Why Carboplatin Is Dosed This Way
Most chemotherapy is dosed by body surface area, on the assumption that a larger body needs a proportionally larger dose. Carboplatin breaks that mould because its toxicity — chiefly a drop in platelets and white cells — tracks far more tightly with total drug exposure than with body size. Two patients of the same height and weight can clear carboplatin at very different rates depending on their kidney function, so a flat mg/m² dose would over-treat the slow clearer and under-treat the fast one. Calvert and colleagues showed in 1989 that targeting a chosen AUC, with the dose calculated from the patient’s own clearance, produced far more predictable blood-count nadirs. Dosing to exposure rather than to size is what makes carboplatin unusually controllable for a cytotoxic drug.

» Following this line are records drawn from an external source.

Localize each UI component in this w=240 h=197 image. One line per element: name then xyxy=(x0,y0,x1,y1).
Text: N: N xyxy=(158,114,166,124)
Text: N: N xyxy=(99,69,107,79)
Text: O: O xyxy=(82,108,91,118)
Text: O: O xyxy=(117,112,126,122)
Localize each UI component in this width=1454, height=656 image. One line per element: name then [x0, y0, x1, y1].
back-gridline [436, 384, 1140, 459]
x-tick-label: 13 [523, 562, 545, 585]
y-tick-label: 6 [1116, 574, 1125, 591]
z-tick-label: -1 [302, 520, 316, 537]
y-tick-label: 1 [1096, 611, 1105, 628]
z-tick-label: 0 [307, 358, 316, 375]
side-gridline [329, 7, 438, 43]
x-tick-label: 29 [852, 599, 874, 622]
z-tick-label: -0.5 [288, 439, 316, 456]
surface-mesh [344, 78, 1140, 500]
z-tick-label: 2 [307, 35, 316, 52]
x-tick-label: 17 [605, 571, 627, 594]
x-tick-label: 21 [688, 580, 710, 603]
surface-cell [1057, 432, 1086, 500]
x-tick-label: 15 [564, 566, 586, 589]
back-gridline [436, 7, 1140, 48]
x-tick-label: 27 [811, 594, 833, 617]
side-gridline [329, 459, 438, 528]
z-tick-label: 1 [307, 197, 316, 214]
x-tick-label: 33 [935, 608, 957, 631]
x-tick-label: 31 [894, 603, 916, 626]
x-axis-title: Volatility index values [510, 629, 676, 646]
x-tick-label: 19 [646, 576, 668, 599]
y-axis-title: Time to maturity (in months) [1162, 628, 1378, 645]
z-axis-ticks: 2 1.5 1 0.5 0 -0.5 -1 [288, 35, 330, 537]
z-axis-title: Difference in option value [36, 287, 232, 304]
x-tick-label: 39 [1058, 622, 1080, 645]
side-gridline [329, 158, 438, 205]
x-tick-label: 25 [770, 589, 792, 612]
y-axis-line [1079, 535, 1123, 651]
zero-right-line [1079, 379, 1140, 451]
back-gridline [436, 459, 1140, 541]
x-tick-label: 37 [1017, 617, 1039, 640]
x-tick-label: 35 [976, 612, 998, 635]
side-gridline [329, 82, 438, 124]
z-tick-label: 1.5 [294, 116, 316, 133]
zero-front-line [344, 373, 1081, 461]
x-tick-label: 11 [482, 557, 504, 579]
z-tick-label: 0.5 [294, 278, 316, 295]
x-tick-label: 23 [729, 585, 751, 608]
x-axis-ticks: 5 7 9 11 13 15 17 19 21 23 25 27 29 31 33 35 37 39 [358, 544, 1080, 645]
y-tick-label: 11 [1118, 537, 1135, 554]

Measured vs Estimated GFR in Calvert
The accuracy of a Calvert dose is only as good as the GFR fed into it. The original work used a measured GFR from a radioisotope study, which is precise but slow and not always available. In day-to-day practice an estimated GFR — often a Cockcroft–Gault creatinine clearance — is used instead. Modern, standardised creatinine assays read lower than the older assays the formula was built on, which tends to inflate the estimated GFR and, in turn, the calculated dose. The 125 mL/min cap is the practical response to that drift: by refusing to let an estimated GFR climb beyond 125, it limits how far an overstated clearance can push the dose. Where precision is critical, a measured GFR remains the gold standard.
How AUC Relates to Toxicity and Effect
A higher target AUC delivers more drug exposure: greater anti-tumour effect, but also a deeper fall in blood counts. Lower AUC targets (around 4) are common when carboplatin is combined with other myelosuppressive agents, while higher targets (5 to 6) may be used for single-agent or curative-intent regimens. The choice is a deliberate balance struck by the treating oncologist between efficacy and marrow toxicity, informed by the patient’s prior treatment, blood counts, and goals of care. The formula does not make that judgement — it translates a chosen target into a milligram dose once the patient’s clearance is known.
A Second Worked Example
Consider a frailer patient with reduced kidney function: estimated GFR 40 mL/min and a target AUC of 5. The dose is 5 × (40 + 25) = 5 × 65 = 325 mg — markedly lower than the 575 mg calculated earlier for a patient with a GFR of 90, even though the target exposure is identical. The formula automatically scales the dose down to protect a patient who eliminates the drug slowly, which is precisely the safety behaviour body-surface-area dosing would miss.
Limitations and Cautions
- The GFR cap of 125 mL/min only partly protects against overdosing; the original validation used a measured, not estimated, GFR, so estimated values carry extra uncertainty.
- Target AUC is a clinical decision set by the prescribing oncologist; this tool does not choose it.
- Unit consistency matters: target AUC is in mg·min/mL and GFR in mL/min, giving a dose in mg.
- The result is a starting estimate. Final dosing depends on the protocol, prior toxicity, blood counts, and clinical judgement.